Note that aesthetic mappings to the geom cannot be controlled, except for x via the x_axis argument and colour and fill via the colour_by argument.

Ensembles

For ensemble forecasts, some data manipulation is done prior to plotting depending on the geom as listed below. For geoms not included below, no manipulation is done and the plots may be difficult to interpret or not work at all.
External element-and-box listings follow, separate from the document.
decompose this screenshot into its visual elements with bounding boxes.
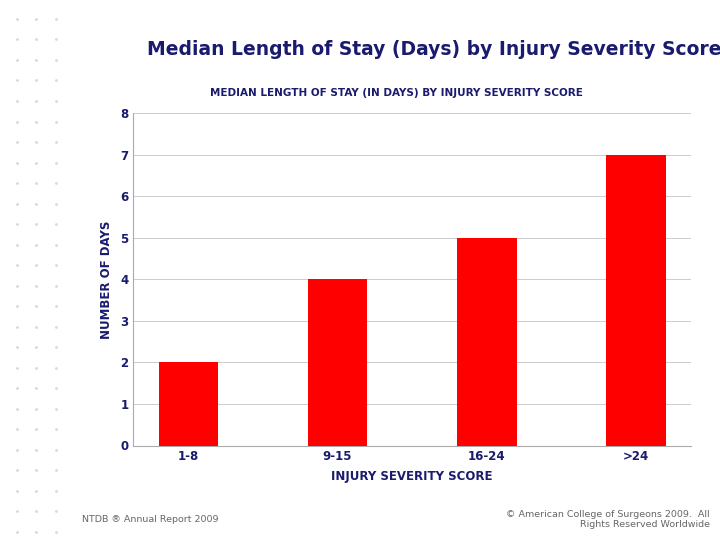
Text: © American College of Surgeons 2009.  All
Rights Reserved Worldwide: © American College of Surgeons 2009. All… (506, 510, 710, 529)
Bar (606, 155, 666, 446)
Bar (457, 238, 517, 446)
X-axis label: INJURY SEVERITY SCORE: INJURY SEVERITY SCORE (331, 470, 493, 483)
Bar (158, 362, 218, 446)
Text: Median Length of Stay (Days) by Injury Severity Score: Median Length of Stay (Days) by Injury S… (147, 40, 720, 59)
Y-axis label: NUMBER OF DAYS: NUMBER OF DAYS (100, 220, 113, 339)
Text: MEDIAN LENGTH OF STAY (IN DAYS) BY INJURY SEVERITY SCORE: MEDIAN LENGTH OF STAY (IN DAYS) BY INJUR… (210, 88, 582, 98)
Text: NTDB ® Annual Report 2009: NTDB ® Annual Report 2009 (82, 515, 218, 524)
Text: Figure
36: Figure 36 (91, 35, 123, 55)
Bar (307, 280, 367, 446)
boxplot - The data are grouped by the x_axis argument such that each box is representative of the ensemble distribution for each point on the x-axis. See geom_boxplot for how the hinges, whiskers and outliers are defined.
violin - The data are grouped by the x_axis argument such that each "violin" is representative of the ensemble distribution for each point on the x-axis.
line - The data are grouped by each ensemble member and a time series is plotted for each member. This is the common ensemble "spaghetti" plot.
ribbon - The data are divided into bands depending on the quantiles provided in the quantiles argument. The bands are centred such that the the outer band is between the lowest and highest quantiles with inner bands added until the innermost pair of quantiles is reached. Consequently an even number of quantiles must be provided.
col - The data are divided into bands of increasing quantile pairs starting provided in the quantiles argument, with the minimum value (quantile = 0). This gives columns of stacked probabilities staring at 0 that is particularly useful for accumulated variables such as precipitation, or variables that truncate at 0 such as wind speed or cloud or cloud cover.
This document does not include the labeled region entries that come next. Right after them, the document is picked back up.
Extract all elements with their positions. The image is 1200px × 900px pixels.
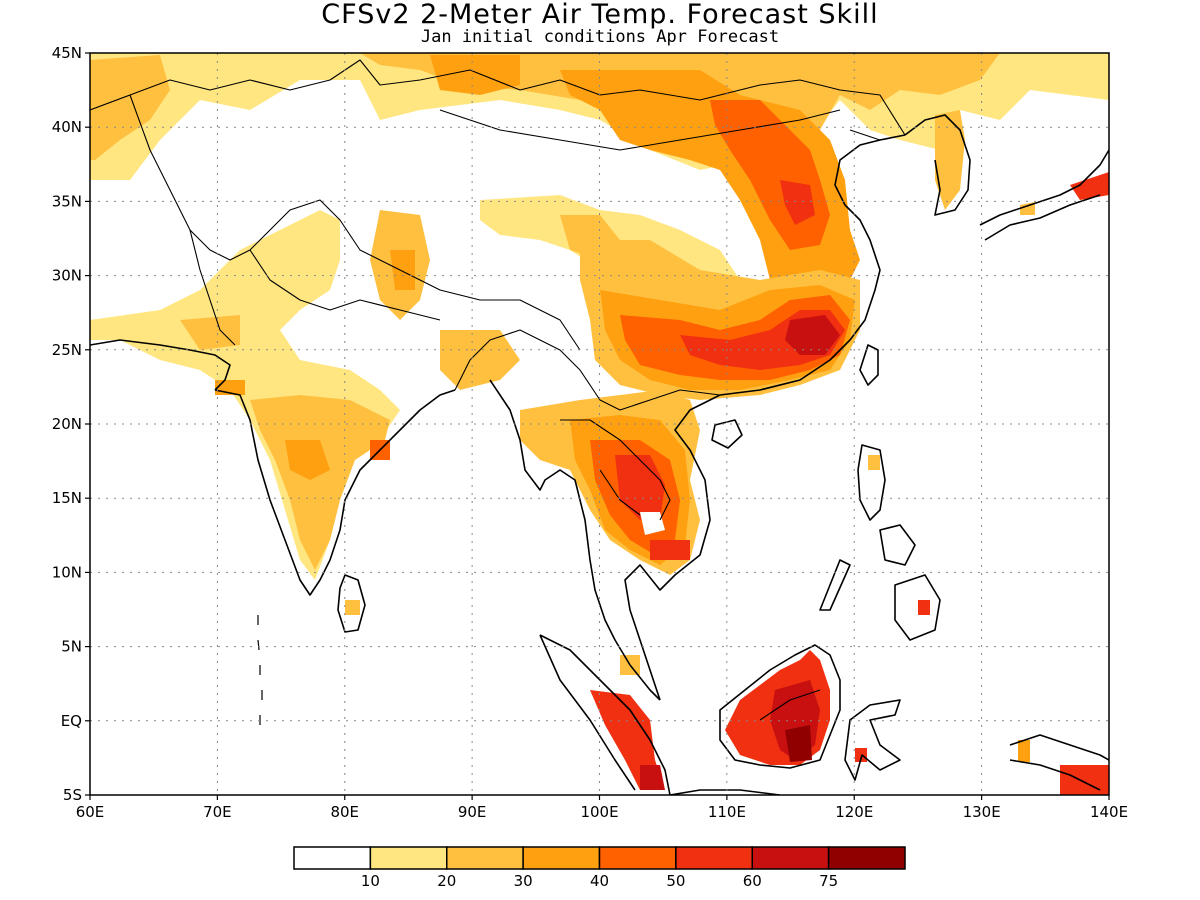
lat-tick-label: 30N [52,267,82,285]
colorbar-label: 40 [590,872,609,890]
lon-tick-label: 90E [458,803,487,821]
lat-tick-label: EQ [61,712,82,730]
colorbar-swatch [676,847,752,869]
lat-tick-label: 15N [52,489,82,507]
lat-tick-label: 40N [52,118,82,136]
lat-tick-label: 35N [52,192,82,210]
lat-tick-label: 5N [61,638,82,656]
lat-tick-label: 5S [63,786,82,804]
lat-tick-label: 45N [52,44,82,62]
lon-tick-label: 70E [203,803,232,821]
colorbar-swatch [370,847,446,869]
colorbar-swatch [447,847,523,869]
lon-tick-label: 100E [580,803,618,821]
lon-tick-label: 120E [835,803,873,821]
forecast-skill-map: 45N 40N 35N 30N 25N 20N 15N 10N 5N EQ 5S 60E 70E 80E… [0,0,1200,900]
lat-tick-label: 25N [52,341,82,359]
colorbar: 10 20 30 40 50 60 75 [294,847,905,890]
shade-cambodia [650,540,690,560]
colorbar-swatch [829,847,905,869]
colorbar-swatch [523,847,599,869]
shade-newguinea [1060,765,1109,795]
shade-mindanao [918,600,930,615]
lat-tick-label: 10N [52,563,82,581]
colorbar-label: 30 [514,872,533,890]
colorbar-label: 50 [666,872,685,890]
colorbar-swatch [600,847,676,869]
colorbar-swatch [752,847,828,869]
lon-tick-label: 110E [708,803,746,821]
lat-tick-label: 20N [52,415,82,433]
latitude-axis: 45N 40N 35N 30N 25N 20N 15N 10N 5N EQ 5S [52,44,90,804]
colorbar-label: 60 [743,872,762,890]
shade-newguinea-2 [1018,740,1030,762]
lon-tick-label: 140E [1090,803,1128,821]
colorbar-label: 75 [819,872,838,890]
colorbar-label: 10 [361,872,380,890]
shade-luzon [868,455,880,470]
colorbar-label: 20 [437,872,456,890]
lon-tick-label: 60E [76,803,105,821]
colorbar-swatch [294,847,370,869]
lon-tick-label: 130E [963,803,1001,821]
longitude-axis: 60E 70E 80E 90E 100E 110E 120E 130E 140E [76,795,1128,821]
shade-srilanka [345,600,360,615]
lon-tick-label: 80E [330,803,359,821]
A "best_guess" forecast can be added to the plot using the best_guess argument. This can either be the name of a function that reduces the ensemble to a single value (e.g. "mean", "median"), or the ensemble member to treat as the best guess (e.g. 0, or "mbr000"). The geom and its options can be provided via the best_guess_geom and best_guess_geom_args arguments, but they must be geoms that understand the x and y aesthetics.

Filtering and faceting

By default, all of the data that the function is given are plotted. In many cases this can result in overplotting. For data at more than one station (SID), or for more than one forecast start time (fcst_dttm), there are arguments to filter the data prior to plotting based on those values. Otherwise filtering should be done (e.g. using filter) prior to passing the data to this function.
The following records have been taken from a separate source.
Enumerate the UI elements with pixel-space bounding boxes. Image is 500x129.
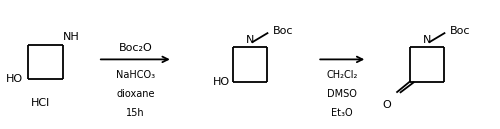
Text: HO: HO <box>6 74 23 84</box>
Text: DMSO: DMSO <box>328 89 357 99</box>
Text: N: N <box>423 35 431 45</box>
Text: NaHCO₃: NaHCO₃ <box>116 70 155 80</box>
Text: Boc: Boc <box>450 26 470 36</box>
Text: NH: NH <box>63 32 80 42</box>
Text: HCl: HCl <box>31 98 50 108</box>
Text: CH₂Cl₂: CH₂Cl₂ <box>326 70 358 80</box>
Text: Boc: Boc <box>272 26 293 36</box>
Text: 15h: 15h <box>126 108 144 118</box>
Text: Boc₂O: Boc₂O <box>118 43 152 53</box>
Text: N: N <box>246 35 254 45</box>
Text: dioxane: dioxane <box>116 89 154 99</box>
Text: HO: HO <box>213 77 230 87</box>
Text: Et₃O: Et₃O <box>332 108 353 118</box>
Text: O: O <box>382 100 392 110</box>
Alternatively multi-panel plots can be made using the facet_by argument. This groups the data based on the values in the columns provided to facet_by and plots each group of data in its own panel. The default behaviour is to plot 1 column of panels so that the x axis lines up for all panels, but this can be changed using the num_facet_cols argument. Additionally, the scale of the y axis for each panel is determined by the data for that panel, but can be common for all panels by setting facet_scales = "fixed".

Observations

If the data include an observations column (e.g. from running join_to_fcst), these observations can be included in the plot be providing the name of the column that contains the observations via the obs_col argument. The geom and its options can be provided via the obs_geom and obs_geom_args arguments, but they must be geoms that understand the x and y aesthetics.